Increase In Spam

Hi,

A bot shouldn’t be able to figure out the challenge question. Unless it specifically knows the way our plugins works, but it’s not a plugin that’s used by millions so unlikely the bot creator would make it know how our plugin works.

So I think it’s a human doing it.

But let’s try and figure it out. Can you let me know what are the Host and Agent information from the spam messages.

Timely reply, thanks…

I just received 33 messages on another web site (and have now temporarily commented out the contact form).

Host: 125-230-111-62.dynamic-ip.hinet.net
Agent: Mozilla/5.0 (Windows NT 6.3; WOW64; rv:32.0) Gecko/20100101 Firefox/32.0

Thanks for investigating,
Ron

Hi Ron,

That IP is marked for spam. It’s from Taiwan. The Agent is pretty common, so doesn’t give much information on whether it’s a bot or not.

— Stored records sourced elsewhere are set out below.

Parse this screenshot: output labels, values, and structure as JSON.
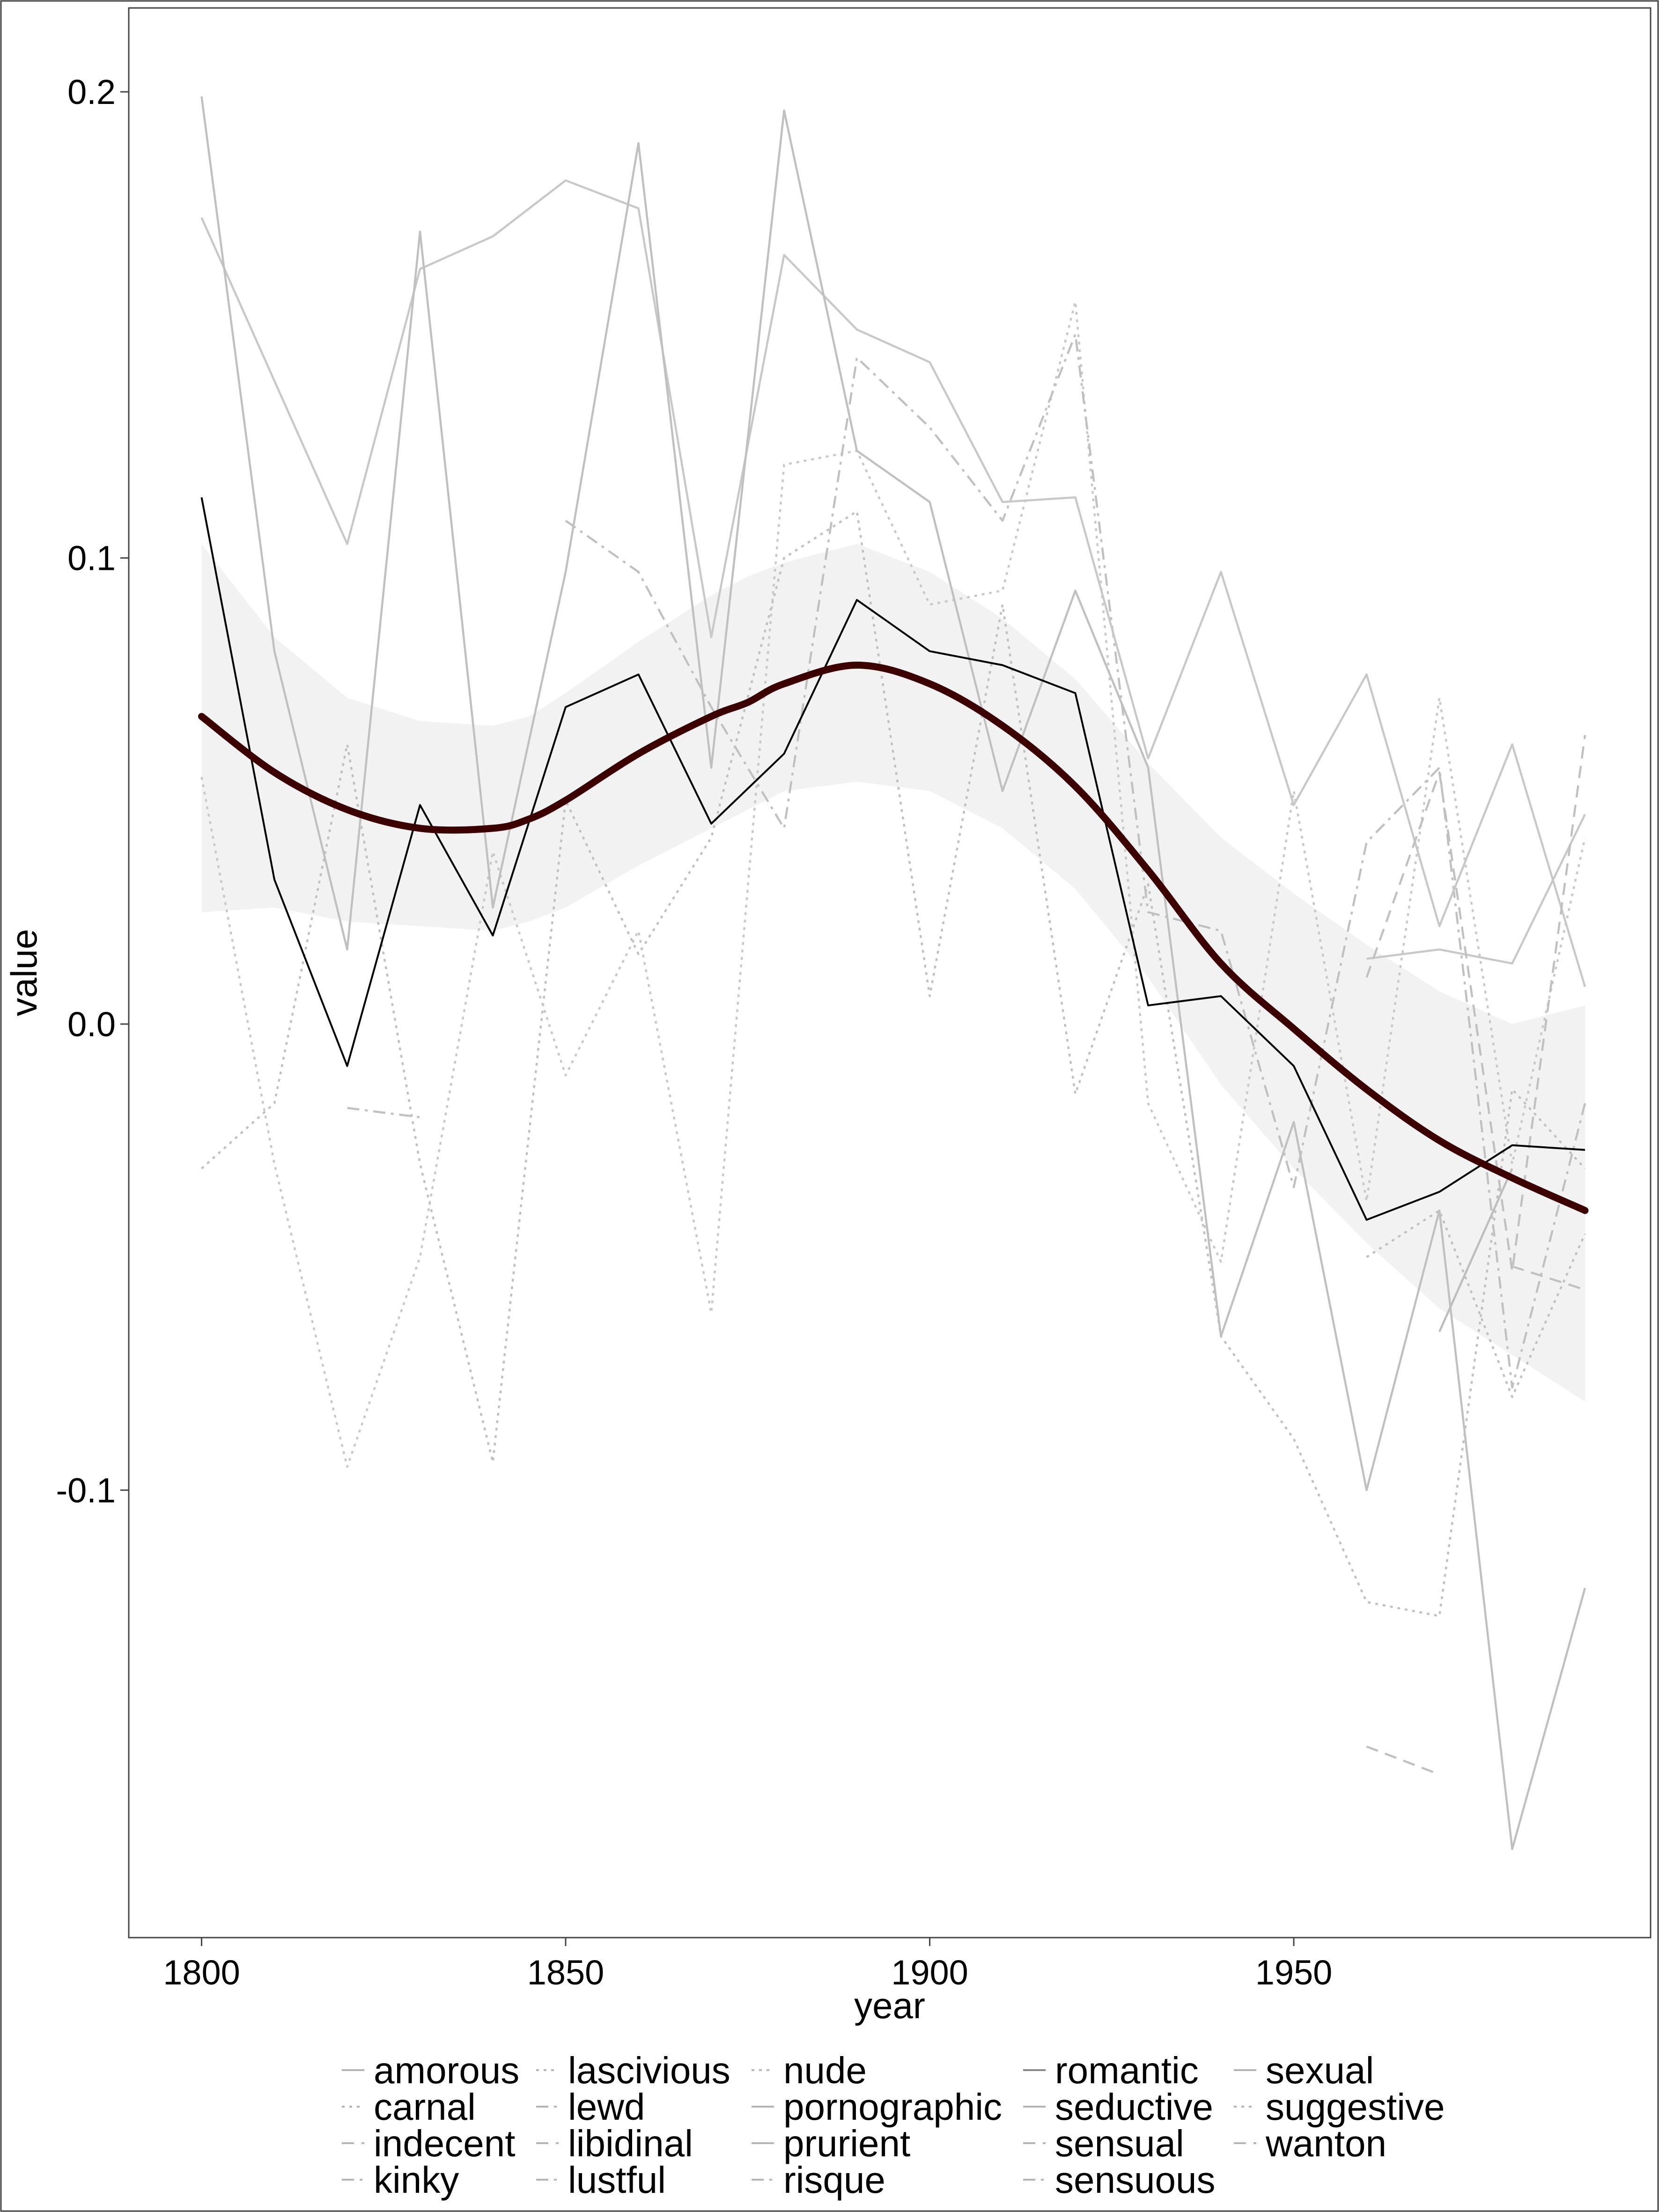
{
  "chart_data": {
    "type": "line",
    "xlabel": "year",
    "ylabel": "value",
    "xlim": [
      1790,
      1999
    ],
    "ylim": [
      -0.196,
      0.218
    ],
    "x_ticks": [
      1800,
      1850,
      1900,
      1950
    ],
    "x_tick_labels": [
      "1800",
      "1850",
      "1900",
      "1950"
    ],
    "y_ticks": [
      -0.1,
      0.0,
      0.1,
      0.2
    ],
    "y_tick_labels": [
      "-0.1",
      "0.0",
      "0.1",
      "0.2"
    ],
    "grid": false,
    "legend_position": "bottom",
    "x": [
      1800,
      1810,
      1820,
      1830,
      1840,
      1850,
      1860,
      1870,
      1880,
      1890,
      1900,
      1910,
      1920,
      1930,
      1940,
      1950,
      1960,
      1970,
      1980,
      1990
    ],
    "series": [
      {
        "name": "amorous",
        "dash": "solid",
        "color": "#bdbdbd",
        "values": [
          null,
          null,
          null,
          null,
          null,
          null,
          null,
          null,
          null,
          null,
          null,
          null,
          null,
          null,
          null,
          null,
          null,
          -0.066,
          -0.031,
          null
        ]
      },
      {
        "name": "carnal",
        "dash": "dotted",
        "color": "#c0c0c0",
        "values": [
          -0.031,
          -0.017,
          0.06,
          -0.03,
          -0.094,
          0.048,
          0.015,
          0.04,
          0.1,
          0.11,
          0.006,
          0.09,
          -0.015,
          0.03,
          -0.067,
          -0.089,
          -0.124,
          -0.127,
          -0.014,
          -0.031
        ]
      },
      {
        "name": "indecent",
        "dash": "dashed",
        "color": "#c0c0c0",
        "values": [
          null,
          null,
          null,
          null,
          null,
          null,
          null,
          null,
          null,
          null,
          null,
          null,
          null,
          null,
          null,
          null,
          null,
          null,
          -0.052,
          -0.057
        ]
      },
      {
        "name": "kinky",
        "dash": "dashdot",
        "color": "#c0c0c0",
        "values": [
          null,
          null,
          -0.018,
          -0.02,
          null,
          null,
          null,
          null,
          null,
          null,
          null,
          null,
          null,
          null,
          null,
          null,
          null,
          null,
          null,
          null
        ]
      },
      {
        "name": "lascivious",
        "dash": "dotted",
        "color": "#c8c8c8",
        "values": [
          0.053,
          -0.03,
          -0.095,
          -0.05,
          0.037,
          -0.011,
          0.02,
          -0.062,
          0.12,
          0.123,
          0.09,
          0.093,
          0.155,
          -0.017,
          -0.051,
          0.05,
          -0.038,
          0.07,
          -0.03,
          0.04
        ]
      },
      {
        "name": "lewd",
        "dash": "dashdot",
        "color": "#c0c0c0",
        "values": [
          null,
          null,
          null,
          null,
          null,
          0.108,
          0.097,
          0.068,
          0.042,
          0.143,
          0.128,
          0.108,
          0.148,
          0.024,
          0.02,
          -0.035,
          0.039,
          0.055,
          -0.078,
          -0.017
        ]
      },
      {
        "name": "libidinal",
        "dash": "dashed",
        "color": "#c0c0c0",
        "values": [
          null,
          null,
          null,
          null,
          null,
          null,
          null,
          null,
          null,
          null,
          null,
          null,
          null,
          null,
          null,
          null,
          -0.155,
          -0.161,
          null,
          null
        ]
      },
      {
        "name": "lustful",
        "dash": "dashdot",
        "color": "#c0c0c0",
        "values": [
          null,
          null,
          null,
          null,
          null,
          null,
          null,
          null,
          null,
          null,
          null,
          null,
          null,
          null,
          null,
          null,
          null,
          null,
          null,
          null
        ]
      },
      {
        "name": "nude",
        "dash": "dotted",
        "color": "#c0c0c0",
        "values": [
          null,
          null,
          null,
          null,
          null,
          null,
          null,
          null,
          null,
          null,
          null,
          null,
          null,
          null,
          null,
          null,
          -0.05,
          -0.04,
          -0.08,
          -0.045
        ]
      },
      {
        "name": "pornographic",
        "dash": "solid",
        "color": "#c8c8c8",
        "values": [
          0.173,
          0.138,
          0.103,
          0.162,
          0.169,
          0.181,
          0.175,
          0.083,
          0.165,
          0.149,
          0.142,
          0.112,
          0.113,
          0.057,
          0.097,
          0.047,
          0.075,
          0.021,
          0.06,
          0.008
        ]
      },
      {
        "name": "prurient",
        "dash": "solid",
        "color": "#c0c0c0",
        "values": [
          0.199,
          0.08,
          0.016,
          0.17,
          0.025,
          0.097,
          0.189,
          0.055,
          0.196,
          0.123,
          0.112,
          0.05,
          0.093,
          0.055,
          -0.067,
          -0.021,
          -0.1,
          -0.04,
          -0.177,
          -0.121
        ]
      },
      {
        "name": "risque",
        "dash": "dashdot",
        "color": "#c0c0c0",
        "values": [
          null,
          null,
          null,
          null,
          null,
          null,
          null,
          null,
          null,
          null,
          null,
          null,
          null,
          null,
          null,
          null,
          null,
          null,
          null,
          null
        ]
      },
      {
        "name": "romantic",
        "dash": "solid",
        "color": "#000000",
        "values": [
          0.113,
          0.031,
          -0.009,
          0.047,
          0.019,
          0.068,
          0.075,
          0.043,
          0.058,
          0.091,
          0.08,
          0.077,
          0.071,
          0.004,
          0.006,
          -0.009,
          -0.042,
          -0.036,
          -0.026,
          -0.027
        ]
      },
      {
        "name": "seductive",
        "dash": "solid",
        "color": "#c8c8c8",
        "values": [
          null,
          null,
          null,
          null,
          null,
          null,
          null,
          null,
          null,
          null,
          null,
          null,
          null,
          null,
          null,
          null,
          0.014,
          0.016,
          0.013,
          0.045
        ]
      },
      {
        "name": "sensual",
        "dash": "dashed",
        "color": "#c0c0c0",
        "values": [
          null,
          null,
          null,
          null,
          null,
          null,
          null,
          null,
          null,
          null,
          null,
          null,
          null,
          null,
          null,
          null,
          0.01,
          0.054,
          -0.053,
          0.062
        ]
      },
      {
        "name": "sensuous",
        "dash": "dashdot",
        "color": "#c0c0c0",
        "values": [
          null,
          null,
          null,
          null,
          null,
          null,
          null,
          null,
          null,
          null,
          null,
          null,
          null,
          null,
          null,
          null,
          null,
          null,
          null,
          null
        ]
      },
      {
        "name": "sexual",
        "dash": "solid",
        "color": "#c0c0c0",
        "values": [
          null,
          null,
          null,
          null,
          null,
          null,
          null,
          null,
          null,
          null,
          null,
          null,
          null,
          null,
          null,
          null,
          null,
          null,
          null,
          null
        ]
      },
      {
        "name": "suggestive",
        "dash": "dotted",
        "color": "#c0c0c0",
        "values": [
          null,
          null,
          null,
          null,
          null,
          null,
          null,
          null,
          null,
          null,
          null,
          null,
          null,
          null,
          null,
          null,
          null,
          null,
          null,
          null
        ]
      },
      {
        "name": "wanton",
        "dash": "dashed",
        "color": "#c0c0c0",
        "values": [
          null,
          null,
          null,
          null,
          null,
          null,
          null,
          null,
          null,
          null,
          null,
          null,
          null,
          null,
          null,
          null,
          null,
          null,
          null,
          null
        ]
      }
    ],
    "smooth": {
      "color": "#3d0000",
      "band_color": "#f2f2f2",
      "x": [
        1800,
        1810,
        1820,
        1830,
        1840,
        1845,
        1850,
        1860,
        1870,
        1875,
        1880,
        1890,
        1900,
        1910,
        1920,
        1930,
        1940,
        1950,
        1960,
        1970,
        1980,
        1990
      ],
      "y": [
        0.066,
        0.054,
        0.046,
        0.042,
        0.042,
        0.044,
        0.048,
        0.058,
        0.066,
        0.069,
        0.073,
        0.077,
        0.073,
        0.064,
        0.051,
        0.033,
        0.013,
        -0.001,
        -0.014,
        -0.025,
        -0.033,
        -0.04
      ],
      "lower": [
        0.024,
        0.025,
        0.022,
        0.021,
        0.02,
        0.022,
        0.025,
        0.034,
        0.042,
        0.046,
        0.05,
        0.052,
        0.05,
        0.042,
        0.029,
        0.01,
        -0.013,
        -0.031,
        -0.047,
        -0.061,
        -0.071,
        -0.081
      ],
      "upper": [
        0.103,
        0.083,
        0.07,
        0.065,
        0.064,
        0.066,
        0.071,
        0.082,
        0.092,
        0.096,
        0.099,
        0.103,
        0.097,
        0.087,
        0.074,
        0.056,
        0.04,
        0.028,
        0.017,
        0.007,
        0.0,
        0.004
      ]
    }
  },
  "legend": {
    "columns": [
      [
        "amorous",
        "carnal",
        "indecent",
        "kinky"
      ],
      [
        "lascivious",
        "lewd",
        "libidinal",
        "lustful"
      ],
      [
        "nude",
        "pornographic",
        "prurient",
        "risque"
      ],
      [
        "romantic",
        "seductive",
        "sensual",
        "sensuous"
      ],
      [
        "sexual",
        "suggestive",
        "wanton"
      ]
    ]
  }
}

In any case, we’ll implement “honeypot” in the plugin ( a hidden field that is not supposed to be filled, humans do not see it so they don’t fill it but bots do see it and do fill it, so if the field is filled we know it’s a bot ).

We might also implement a time check. Basically checks the time difference in seconds between loading and submitting the form, if it’s for example less than 5 seconds it’s safe to assume it was a bot.

Sounds great, I’ve used another contact form with a honeypot that seemed to be effective – but it will be great to stay with your solution which is so elegant and simple.
R

Thanks.

Currently the update is scheduled for December 13th ( tomorrow ). I’ll try to push it for today but if not today, definitely tomorrow.

I confirm that some robots seem to be able to get through the anti SPAM challenge question of the contact form. For a bit more than a month now, I get between 5 and 10 SPAMS every day. Always the same kind of sex related stuff with a link. I’ve changed the challenge to no effect. I’ve banned the IP but some new ones are coming along, so it’s endless.
I’ve been using this plugin for more than 4 years without any issue like that and was more than happy with it before.

Hi,

Almost done with the new update ( the honeypot ). It’s a bit late ( 11:35pm ), so I’ll finish up first thing tomorrow and release it.

In case spam still manages to get through we’ll also go with the time check.

Just released the new version with honeypot functionality.

It’s disabled by default, can be enabled in WP admin > Settings > Contact Form > Plugin Options > Antispam.

Give it a try and let me know how it goes.

Thanks, have switched it on. Will let you know how it goes…

Thank you.

Hi,

Still getting an increased number of spams messages on one site, maybe three per day, which is not much I guess, but more than the 1 every 2-3 weeks I used to get.
Ron

Hi,

I see you switched to a different plugin for forms. What’s the situation with that one, are you getting spam?

Yep sorry, I go through mailgun so didn’t want to risk SPAM to take me over the free threshold.

No spam with the replacement.

This one also uses a honeypot. Perhaps they have some additional checks in there other than the honeypot, will have to check.

But I do have to ask, you did enable the honeypot functionality, correct? It’s disabled by default.

Sure, I enabled the honeypot.

Just to let you know, the same format spam has started to appear on the other contact form. Maybe spam bots can now learn how to circumvent honeypots?